L’America di oggi, pur non avendo risolto i problemi di discriminazione, è un luogo più inclusivo di quanto non fosse 50 anni fa. Le grandi aziende, le università, le associazioni hanno adottato codici di condotta che condannano la discriminazione razziale, hanno una maggiore rappresentazione di afroamericani nei loro vertici e spesso hanno predisposto interi organi per individuare e punire ogni comportamento discriminatorio.

La stampa è attenta alle battaglie riguardanti il razzismo ai danni della comunità afroamericana, come dimostra il progetto 1619 del New York Times che ha appena vinto un premio Pulitzer.

Eppure, la differenza di salario tra bianchi e afroamericani è cresciuta negli ultimi quarant’anni. Il gap di istruzione tra bianchi e afroamericani si è ridotto molto poco, soprattutto in alcuni Stati. In altri è addirittura aumentato. Con tutto questo la polizia c’entra poco.

I motivi sono da ricercare in un problema strutturale, che ha origini nella secolare discriminazione nei confronti degli afroamericani.

A parità di reddito dei genitori, le prospettive di guadagno per un afroamericano sono inferiori a quelle di un bianco. Parte di questa differenza di prospettive viene dalla segregazione degli afroamericani in quartieri poveri, con pochi servizi e poco connessi con il resto della città. Diversi studi dimostrano l’importanza del quartiere in cui si cresce per istruzione, salario e probabilità di commettere crimini.

Favorire la mobilità tra quartieri con programmi di “desegregazione” può aiutare alcuni degli abitanti di queste zone depresse a migliorare l’istruzione dei propri figli e aumentarne il reddito.

La segregazione non si limita ai quartieri, ma si estende alle scuole. Coloro che scelgono il sistema pubblico tra elementari e scuola superiore hanno priorità di accesso alle scuole del proprio distretto ed è raro riuscire a frequentare scuole in altri quartieri.

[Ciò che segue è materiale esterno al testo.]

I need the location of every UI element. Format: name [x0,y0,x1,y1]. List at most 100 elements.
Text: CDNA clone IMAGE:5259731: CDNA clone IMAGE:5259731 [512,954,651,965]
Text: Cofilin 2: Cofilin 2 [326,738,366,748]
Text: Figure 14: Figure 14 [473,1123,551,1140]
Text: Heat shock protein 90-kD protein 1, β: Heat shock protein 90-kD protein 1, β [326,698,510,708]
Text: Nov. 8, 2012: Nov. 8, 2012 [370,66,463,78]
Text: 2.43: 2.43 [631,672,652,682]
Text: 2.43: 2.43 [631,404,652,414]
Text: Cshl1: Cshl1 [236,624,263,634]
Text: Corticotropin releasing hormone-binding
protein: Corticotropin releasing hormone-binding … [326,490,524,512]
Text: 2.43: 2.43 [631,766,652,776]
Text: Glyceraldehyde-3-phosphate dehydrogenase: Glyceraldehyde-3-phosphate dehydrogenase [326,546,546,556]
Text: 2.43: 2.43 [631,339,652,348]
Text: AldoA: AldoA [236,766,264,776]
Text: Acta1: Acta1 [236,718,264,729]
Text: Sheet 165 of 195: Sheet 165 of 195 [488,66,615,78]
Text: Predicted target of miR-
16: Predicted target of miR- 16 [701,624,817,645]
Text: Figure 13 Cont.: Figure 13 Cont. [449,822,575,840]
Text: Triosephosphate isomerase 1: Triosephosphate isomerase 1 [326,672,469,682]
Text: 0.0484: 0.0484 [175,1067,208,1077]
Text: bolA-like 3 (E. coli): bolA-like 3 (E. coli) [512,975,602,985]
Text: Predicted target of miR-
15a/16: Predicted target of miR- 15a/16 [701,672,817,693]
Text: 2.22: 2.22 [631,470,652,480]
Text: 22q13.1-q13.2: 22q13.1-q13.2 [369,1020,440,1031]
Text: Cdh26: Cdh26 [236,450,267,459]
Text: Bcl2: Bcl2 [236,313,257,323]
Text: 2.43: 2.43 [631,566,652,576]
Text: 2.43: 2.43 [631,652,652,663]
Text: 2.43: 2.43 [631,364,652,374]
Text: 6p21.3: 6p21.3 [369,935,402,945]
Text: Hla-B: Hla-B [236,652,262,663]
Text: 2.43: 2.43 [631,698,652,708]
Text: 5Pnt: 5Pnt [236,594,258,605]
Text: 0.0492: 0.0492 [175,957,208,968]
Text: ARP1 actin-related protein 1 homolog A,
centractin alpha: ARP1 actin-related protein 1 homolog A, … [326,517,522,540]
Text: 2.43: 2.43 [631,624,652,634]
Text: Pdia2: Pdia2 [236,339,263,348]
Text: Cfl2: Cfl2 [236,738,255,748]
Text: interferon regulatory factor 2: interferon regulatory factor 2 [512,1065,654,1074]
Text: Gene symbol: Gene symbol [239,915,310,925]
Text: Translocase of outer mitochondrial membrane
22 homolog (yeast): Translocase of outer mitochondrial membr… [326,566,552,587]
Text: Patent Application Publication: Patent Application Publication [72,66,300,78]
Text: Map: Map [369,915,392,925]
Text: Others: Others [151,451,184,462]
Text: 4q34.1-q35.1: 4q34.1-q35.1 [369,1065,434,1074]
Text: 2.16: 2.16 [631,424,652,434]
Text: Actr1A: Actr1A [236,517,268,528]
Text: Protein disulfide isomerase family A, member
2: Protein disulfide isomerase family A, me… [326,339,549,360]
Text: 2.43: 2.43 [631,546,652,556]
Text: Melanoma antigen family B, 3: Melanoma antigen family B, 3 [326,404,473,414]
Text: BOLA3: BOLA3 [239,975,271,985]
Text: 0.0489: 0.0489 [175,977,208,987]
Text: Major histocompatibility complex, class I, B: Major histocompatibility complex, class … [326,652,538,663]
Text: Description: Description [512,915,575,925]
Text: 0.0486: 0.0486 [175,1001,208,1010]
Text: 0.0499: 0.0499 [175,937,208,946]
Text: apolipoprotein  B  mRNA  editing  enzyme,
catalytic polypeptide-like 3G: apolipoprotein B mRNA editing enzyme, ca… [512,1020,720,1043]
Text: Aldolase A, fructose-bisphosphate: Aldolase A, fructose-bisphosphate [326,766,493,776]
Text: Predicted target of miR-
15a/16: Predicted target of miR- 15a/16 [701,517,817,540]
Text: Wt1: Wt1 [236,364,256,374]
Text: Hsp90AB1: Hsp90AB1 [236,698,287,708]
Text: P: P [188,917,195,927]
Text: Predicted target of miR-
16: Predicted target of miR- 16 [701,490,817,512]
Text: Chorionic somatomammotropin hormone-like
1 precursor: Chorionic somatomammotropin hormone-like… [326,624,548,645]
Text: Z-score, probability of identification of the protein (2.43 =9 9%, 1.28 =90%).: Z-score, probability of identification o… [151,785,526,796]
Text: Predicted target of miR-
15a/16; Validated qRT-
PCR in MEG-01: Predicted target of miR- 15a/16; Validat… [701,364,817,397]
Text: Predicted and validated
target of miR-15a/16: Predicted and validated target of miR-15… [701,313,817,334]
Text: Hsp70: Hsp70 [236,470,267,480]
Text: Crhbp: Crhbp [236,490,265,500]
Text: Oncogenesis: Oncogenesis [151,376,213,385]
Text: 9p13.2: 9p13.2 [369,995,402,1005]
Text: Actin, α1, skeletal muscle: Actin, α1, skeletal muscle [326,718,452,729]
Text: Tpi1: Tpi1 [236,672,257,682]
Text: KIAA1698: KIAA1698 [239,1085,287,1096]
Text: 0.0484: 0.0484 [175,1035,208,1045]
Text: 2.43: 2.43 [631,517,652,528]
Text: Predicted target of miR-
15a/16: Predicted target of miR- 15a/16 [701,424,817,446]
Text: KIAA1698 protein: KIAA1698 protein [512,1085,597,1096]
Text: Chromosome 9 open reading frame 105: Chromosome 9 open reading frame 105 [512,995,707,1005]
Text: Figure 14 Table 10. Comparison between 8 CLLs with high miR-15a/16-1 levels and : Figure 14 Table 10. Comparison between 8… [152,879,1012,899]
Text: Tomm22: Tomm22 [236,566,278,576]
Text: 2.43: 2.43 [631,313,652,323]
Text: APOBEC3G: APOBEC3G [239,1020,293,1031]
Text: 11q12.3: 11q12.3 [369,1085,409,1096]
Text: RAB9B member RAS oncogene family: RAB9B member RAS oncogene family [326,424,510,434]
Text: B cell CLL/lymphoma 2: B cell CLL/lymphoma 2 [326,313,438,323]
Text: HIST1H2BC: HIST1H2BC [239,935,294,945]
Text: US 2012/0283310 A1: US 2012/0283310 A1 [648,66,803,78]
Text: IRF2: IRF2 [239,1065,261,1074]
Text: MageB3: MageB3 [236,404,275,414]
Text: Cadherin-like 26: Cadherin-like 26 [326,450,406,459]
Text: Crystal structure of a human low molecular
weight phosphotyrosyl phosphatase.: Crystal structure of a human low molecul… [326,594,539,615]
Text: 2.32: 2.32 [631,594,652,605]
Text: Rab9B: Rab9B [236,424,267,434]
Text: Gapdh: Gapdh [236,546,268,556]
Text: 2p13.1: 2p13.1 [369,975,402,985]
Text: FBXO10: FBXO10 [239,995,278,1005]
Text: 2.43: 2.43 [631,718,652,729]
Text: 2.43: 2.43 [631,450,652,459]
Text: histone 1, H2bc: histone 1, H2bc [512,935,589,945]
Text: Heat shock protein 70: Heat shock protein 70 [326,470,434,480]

Anche in quartieri non segregati in cui la composizione delle classi dovrebbe essere bilanciata, la pratica del tracking permette di separare all’interno delle scuole gli studenti con voti più alti – tipicamente bianchi con famiglie ricche – da studenti con risultati peggiori, appartenenti solitamente a minoranze. Di conseguenza, le classi vengono nei fatti separate sulla base del reddito familiare, impedendo uguali opportunità.

Dare la possibilità di frequentare le stesse scuole e classi può eliminare il gap nei risultati scolastici. E’ il caso del programma Harlem Children’s Zone condotto nelle scuole del quartiere di Harlem a New York.

I bambini afroamericani che hanno avuto la possibilità di frequentare la scuola media nelle Charter School incluse nel programma hanno raggiunto gli stessi risultati dei coetanei bianchi. Purtroppo non è sempre così.

Dati su un campione di scuole a fine anni 90 mostrano che il gap nei risultati scolastici tra bambini bianchi e afroamericani si allarga progressivamente dentro le stesse classi, nonostante sia quasi nullo nel primo anno di scuola.

Le ragioni stanno nelle differenze del contesto sociale in cui i bambini crescono, a testimonianza del fatto che si debba agire su più fronti. Politiche d’integrazione sulle scuole però sono generalmente efficaci, almeno nel ridurre il divario nei risultati scolastici.

Se le proteste di queste settimane si limiteranno a chiedere una riforma della polizia – per quanto necessaria – e non interventi strutturali su scuole e programmi di desegregazione, gli Stati Uniti rischiano di sprecare il più grande movimento di piazza degli ultimi trent’anni.